I felt 22 again as I clicked publish on the 31st day.
But satisfaction rapidly dissolves and the next morning I woke in a funk to bury all things funky.
You know the one I’m talking about? Every lonely, sad, discouraged, depressed feeling from the last 43 years stalks you, follows you home, claims squatters rights?
Those creeps weigh down your couch and peek out your dishwasher.
They talk non-stop in a mic like they’re funding a nonprofit radio station.
They taunt you in Starbucks and blow fumes of doubt in the preschool line. They crackle insulting jeers from the fireplace and whisper fear deep into the night.
I eeked out the weekend with a monsoon sitting over my soul, taking shelter under a blanket from fears and feelings that I still can’t name.
Becoming is hard. But it’s essential to remain open when doubt moves in.
After days of rapid fire growth, I’ve learned to expect petrified hours. Stationary days. Entire weeks treading black tears.
In the doubting days, Grace offers a tissue and marks time with teardrops.
Becoming takes time.
Radical heart changes come wrapped in immobility as long as we listen and remain open. Activity can mute the lies. Muted lies diffuse into muted lives.

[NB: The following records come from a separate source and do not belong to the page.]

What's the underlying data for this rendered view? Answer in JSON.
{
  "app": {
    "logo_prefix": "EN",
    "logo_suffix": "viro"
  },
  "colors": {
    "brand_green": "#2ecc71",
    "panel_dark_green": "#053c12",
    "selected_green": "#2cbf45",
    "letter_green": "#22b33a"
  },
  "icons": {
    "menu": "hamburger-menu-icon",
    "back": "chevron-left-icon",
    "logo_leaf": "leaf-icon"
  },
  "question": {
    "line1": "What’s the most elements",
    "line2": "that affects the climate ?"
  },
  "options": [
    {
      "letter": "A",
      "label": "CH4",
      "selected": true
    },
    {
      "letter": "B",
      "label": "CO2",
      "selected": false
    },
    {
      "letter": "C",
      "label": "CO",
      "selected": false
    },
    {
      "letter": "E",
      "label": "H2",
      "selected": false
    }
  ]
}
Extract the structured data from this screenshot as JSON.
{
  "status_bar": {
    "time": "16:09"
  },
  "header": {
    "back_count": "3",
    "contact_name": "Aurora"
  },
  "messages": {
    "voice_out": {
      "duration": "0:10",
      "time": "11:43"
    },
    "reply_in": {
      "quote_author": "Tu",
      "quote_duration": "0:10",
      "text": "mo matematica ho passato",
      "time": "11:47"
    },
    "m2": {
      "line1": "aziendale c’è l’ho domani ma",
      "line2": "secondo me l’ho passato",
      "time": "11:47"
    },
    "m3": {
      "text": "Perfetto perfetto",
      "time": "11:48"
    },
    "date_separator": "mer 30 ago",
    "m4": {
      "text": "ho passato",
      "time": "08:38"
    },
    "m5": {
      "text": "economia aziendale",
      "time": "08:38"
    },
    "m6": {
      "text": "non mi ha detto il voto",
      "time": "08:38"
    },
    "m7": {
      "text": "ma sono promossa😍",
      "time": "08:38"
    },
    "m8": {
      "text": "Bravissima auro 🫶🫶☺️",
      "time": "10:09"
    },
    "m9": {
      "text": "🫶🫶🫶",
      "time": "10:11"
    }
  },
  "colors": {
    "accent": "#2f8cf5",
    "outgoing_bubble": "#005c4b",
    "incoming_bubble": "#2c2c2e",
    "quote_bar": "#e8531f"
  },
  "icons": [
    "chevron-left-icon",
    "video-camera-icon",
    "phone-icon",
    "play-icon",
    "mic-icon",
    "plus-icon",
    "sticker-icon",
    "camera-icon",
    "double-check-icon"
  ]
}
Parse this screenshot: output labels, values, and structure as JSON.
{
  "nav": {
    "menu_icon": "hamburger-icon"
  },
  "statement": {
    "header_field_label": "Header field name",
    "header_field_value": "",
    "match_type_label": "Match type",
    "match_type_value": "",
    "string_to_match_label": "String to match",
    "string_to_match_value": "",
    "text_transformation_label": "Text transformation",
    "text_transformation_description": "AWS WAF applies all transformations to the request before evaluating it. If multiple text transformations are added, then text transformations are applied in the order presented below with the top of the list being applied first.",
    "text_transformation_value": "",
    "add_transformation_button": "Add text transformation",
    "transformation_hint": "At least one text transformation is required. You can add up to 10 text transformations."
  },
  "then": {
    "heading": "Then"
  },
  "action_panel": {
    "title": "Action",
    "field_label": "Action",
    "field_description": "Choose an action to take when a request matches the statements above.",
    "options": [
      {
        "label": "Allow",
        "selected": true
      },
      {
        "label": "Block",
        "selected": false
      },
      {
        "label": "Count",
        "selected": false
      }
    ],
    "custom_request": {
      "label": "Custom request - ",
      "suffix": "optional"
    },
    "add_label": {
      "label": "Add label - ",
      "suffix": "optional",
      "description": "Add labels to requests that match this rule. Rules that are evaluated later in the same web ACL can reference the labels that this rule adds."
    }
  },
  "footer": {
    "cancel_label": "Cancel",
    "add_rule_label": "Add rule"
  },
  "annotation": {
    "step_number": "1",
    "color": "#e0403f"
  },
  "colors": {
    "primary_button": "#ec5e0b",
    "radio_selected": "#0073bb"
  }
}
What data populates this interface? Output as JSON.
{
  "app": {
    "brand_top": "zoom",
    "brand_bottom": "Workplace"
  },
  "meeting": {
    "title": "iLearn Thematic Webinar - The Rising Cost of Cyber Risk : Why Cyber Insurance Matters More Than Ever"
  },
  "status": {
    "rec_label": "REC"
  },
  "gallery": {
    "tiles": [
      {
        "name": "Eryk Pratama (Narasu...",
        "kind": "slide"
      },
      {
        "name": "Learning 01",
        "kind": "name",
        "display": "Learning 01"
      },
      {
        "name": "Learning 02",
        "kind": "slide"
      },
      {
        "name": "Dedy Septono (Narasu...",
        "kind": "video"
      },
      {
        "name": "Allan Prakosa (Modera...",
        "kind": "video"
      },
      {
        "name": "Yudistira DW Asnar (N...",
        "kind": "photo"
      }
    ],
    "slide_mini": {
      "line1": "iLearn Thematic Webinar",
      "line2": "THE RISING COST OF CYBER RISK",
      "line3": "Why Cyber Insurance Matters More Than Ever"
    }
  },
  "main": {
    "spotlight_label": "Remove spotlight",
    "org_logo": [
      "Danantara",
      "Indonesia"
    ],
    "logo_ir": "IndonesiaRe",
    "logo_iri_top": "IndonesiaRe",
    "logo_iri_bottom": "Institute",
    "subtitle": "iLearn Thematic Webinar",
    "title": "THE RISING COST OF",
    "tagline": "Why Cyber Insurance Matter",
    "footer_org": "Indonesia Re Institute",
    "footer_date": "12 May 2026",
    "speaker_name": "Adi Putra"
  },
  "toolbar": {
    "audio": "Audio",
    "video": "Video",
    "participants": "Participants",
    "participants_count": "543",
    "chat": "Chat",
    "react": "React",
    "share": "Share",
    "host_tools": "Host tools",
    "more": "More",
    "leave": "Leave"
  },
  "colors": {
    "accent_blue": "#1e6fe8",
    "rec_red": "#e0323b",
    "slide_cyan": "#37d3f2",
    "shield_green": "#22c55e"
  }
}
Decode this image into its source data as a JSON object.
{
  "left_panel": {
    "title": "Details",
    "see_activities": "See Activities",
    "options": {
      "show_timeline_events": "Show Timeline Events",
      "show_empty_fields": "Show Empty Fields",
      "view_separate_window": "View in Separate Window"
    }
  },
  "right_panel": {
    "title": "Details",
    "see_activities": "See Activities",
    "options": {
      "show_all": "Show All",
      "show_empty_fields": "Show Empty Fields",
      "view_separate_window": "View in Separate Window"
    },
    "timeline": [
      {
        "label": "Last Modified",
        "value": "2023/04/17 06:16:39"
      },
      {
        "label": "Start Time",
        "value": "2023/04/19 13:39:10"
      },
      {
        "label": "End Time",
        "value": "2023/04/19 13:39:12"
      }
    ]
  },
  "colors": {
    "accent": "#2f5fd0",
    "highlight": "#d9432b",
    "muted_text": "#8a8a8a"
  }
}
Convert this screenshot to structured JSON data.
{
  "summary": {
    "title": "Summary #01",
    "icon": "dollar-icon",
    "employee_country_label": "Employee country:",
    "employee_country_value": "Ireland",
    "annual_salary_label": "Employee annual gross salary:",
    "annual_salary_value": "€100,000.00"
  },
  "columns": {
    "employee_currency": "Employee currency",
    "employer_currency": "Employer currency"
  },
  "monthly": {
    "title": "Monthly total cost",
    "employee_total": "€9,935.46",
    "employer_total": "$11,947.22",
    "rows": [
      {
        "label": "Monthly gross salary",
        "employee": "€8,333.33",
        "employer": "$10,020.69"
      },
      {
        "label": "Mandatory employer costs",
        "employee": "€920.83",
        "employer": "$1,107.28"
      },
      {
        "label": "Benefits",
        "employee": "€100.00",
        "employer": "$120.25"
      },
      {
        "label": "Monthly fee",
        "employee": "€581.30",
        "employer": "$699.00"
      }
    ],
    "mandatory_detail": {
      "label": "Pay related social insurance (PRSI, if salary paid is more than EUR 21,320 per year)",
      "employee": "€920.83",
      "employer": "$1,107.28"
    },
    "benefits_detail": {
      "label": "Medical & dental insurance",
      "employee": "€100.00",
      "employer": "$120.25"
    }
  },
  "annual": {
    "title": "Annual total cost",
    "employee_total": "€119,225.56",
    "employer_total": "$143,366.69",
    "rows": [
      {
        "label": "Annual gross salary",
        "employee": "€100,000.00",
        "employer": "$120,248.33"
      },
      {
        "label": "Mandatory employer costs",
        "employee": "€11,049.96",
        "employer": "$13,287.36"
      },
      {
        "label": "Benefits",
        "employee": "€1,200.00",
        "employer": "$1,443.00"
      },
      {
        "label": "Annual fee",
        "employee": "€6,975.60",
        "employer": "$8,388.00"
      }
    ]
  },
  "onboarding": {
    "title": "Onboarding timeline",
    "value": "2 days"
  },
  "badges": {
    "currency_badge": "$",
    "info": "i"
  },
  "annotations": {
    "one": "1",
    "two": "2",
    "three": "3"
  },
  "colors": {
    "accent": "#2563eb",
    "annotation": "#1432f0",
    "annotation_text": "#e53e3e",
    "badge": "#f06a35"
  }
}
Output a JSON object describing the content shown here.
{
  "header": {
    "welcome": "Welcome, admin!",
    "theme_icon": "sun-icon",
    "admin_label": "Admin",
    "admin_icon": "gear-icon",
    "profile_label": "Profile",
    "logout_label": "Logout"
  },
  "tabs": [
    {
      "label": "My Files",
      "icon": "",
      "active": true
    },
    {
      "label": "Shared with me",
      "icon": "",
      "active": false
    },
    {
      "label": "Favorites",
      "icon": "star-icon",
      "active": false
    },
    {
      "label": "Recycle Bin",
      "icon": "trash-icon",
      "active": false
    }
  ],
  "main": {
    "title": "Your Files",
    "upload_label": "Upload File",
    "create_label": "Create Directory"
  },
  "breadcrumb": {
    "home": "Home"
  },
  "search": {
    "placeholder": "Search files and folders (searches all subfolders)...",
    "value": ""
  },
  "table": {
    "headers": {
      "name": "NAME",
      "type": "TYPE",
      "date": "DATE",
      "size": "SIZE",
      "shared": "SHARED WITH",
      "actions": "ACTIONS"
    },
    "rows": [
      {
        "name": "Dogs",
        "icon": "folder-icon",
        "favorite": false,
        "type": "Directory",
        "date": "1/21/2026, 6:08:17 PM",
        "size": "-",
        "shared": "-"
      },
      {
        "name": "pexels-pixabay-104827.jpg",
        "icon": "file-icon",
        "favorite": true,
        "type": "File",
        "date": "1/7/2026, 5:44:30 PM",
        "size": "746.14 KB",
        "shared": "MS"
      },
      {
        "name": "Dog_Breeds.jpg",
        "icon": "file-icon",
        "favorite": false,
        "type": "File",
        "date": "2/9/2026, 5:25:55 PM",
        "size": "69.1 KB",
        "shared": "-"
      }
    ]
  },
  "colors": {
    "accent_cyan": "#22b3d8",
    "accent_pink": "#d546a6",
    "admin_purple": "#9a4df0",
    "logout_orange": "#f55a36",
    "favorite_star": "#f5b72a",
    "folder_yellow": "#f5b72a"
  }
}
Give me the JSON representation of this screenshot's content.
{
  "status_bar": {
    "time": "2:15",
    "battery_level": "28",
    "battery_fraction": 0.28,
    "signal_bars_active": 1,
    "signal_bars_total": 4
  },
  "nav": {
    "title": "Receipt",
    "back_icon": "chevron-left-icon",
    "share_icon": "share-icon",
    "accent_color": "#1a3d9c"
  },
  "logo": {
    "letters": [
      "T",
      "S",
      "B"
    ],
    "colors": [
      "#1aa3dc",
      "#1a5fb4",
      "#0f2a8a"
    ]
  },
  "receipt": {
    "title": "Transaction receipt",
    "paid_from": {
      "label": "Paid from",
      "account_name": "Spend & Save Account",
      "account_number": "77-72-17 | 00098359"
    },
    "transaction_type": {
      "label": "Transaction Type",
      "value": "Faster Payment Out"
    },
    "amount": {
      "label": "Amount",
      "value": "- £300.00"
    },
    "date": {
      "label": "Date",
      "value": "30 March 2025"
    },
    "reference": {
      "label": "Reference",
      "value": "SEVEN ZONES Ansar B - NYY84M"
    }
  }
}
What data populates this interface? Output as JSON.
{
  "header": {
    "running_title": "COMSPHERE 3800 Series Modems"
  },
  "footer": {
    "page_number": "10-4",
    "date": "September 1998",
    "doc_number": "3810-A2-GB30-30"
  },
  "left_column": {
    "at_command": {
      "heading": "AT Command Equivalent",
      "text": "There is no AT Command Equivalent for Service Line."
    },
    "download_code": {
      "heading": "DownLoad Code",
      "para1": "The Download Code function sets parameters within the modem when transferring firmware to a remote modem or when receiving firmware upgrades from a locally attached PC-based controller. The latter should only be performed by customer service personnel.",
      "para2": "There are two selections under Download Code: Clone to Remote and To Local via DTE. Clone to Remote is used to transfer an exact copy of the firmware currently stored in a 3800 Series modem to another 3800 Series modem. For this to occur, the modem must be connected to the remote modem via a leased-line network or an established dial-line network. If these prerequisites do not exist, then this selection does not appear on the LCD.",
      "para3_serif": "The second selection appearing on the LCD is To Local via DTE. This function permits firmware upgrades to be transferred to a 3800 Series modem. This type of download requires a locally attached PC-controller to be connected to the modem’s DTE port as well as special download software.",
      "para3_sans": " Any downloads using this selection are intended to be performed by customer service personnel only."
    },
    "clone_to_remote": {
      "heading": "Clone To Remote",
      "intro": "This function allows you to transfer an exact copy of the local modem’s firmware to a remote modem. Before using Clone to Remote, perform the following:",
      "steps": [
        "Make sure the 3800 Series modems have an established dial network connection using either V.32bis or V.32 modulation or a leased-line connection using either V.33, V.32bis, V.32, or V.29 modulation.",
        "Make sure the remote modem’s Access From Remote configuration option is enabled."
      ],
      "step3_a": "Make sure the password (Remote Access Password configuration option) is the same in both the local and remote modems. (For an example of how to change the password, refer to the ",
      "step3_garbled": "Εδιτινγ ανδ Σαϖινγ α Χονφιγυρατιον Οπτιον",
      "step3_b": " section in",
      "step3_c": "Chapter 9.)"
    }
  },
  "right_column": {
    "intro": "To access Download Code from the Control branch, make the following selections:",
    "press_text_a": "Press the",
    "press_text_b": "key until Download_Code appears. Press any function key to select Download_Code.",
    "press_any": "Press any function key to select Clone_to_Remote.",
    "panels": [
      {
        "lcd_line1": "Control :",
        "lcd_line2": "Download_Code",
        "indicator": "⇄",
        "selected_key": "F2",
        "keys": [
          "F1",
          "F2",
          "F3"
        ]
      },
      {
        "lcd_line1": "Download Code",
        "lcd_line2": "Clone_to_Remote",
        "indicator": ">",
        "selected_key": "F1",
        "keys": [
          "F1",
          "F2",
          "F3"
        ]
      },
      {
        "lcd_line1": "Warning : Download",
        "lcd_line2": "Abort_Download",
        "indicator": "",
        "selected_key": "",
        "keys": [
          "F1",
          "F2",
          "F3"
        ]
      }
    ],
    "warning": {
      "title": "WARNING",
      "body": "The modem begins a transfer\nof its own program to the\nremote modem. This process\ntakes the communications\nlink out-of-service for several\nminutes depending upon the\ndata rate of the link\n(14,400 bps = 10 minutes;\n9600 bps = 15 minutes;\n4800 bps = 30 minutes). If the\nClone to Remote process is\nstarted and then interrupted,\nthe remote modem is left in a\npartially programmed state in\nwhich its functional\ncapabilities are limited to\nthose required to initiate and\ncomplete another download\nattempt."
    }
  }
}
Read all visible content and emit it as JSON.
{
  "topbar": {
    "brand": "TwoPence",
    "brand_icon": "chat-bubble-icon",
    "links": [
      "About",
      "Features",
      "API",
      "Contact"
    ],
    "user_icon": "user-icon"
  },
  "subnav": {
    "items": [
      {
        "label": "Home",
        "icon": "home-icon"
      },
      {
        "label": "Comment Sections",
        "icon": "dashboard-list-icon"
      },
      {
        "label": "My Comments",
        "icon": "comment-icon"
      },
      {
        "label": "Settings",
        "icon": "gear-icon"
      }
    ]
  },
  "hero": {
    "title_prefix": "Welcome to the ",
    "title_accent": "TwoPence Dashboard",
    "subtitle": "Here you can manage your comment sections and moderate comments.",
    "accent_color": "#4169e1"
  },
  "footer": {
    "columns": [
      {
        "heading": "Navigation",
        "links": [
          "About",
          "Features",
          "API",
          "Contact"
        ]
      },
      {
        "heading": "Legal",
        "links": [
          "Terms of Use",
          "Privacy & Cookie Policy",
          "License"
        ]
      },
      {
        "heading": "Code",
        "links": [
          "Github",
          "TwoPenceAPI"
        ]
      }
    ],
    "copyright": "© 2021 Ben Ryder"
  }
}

Don’t rush the doubting days.
When we find our worth through what we do, through the next forward motion or the box we check off, moments of stillness and invisible growth feel unbearable. But when invite Doubt in and cozy up on the couch with Fear, we can learn from them. They can’t stay for long and we’re grateful when they leave. But they’re not always barren and sometimes, they birth Hope. Because it’s when we’re weakest, that He is strong.
The pressure makes us stronger
The struggle makes us hunger
The hard lessons make the difference
And the difference makes it worth it.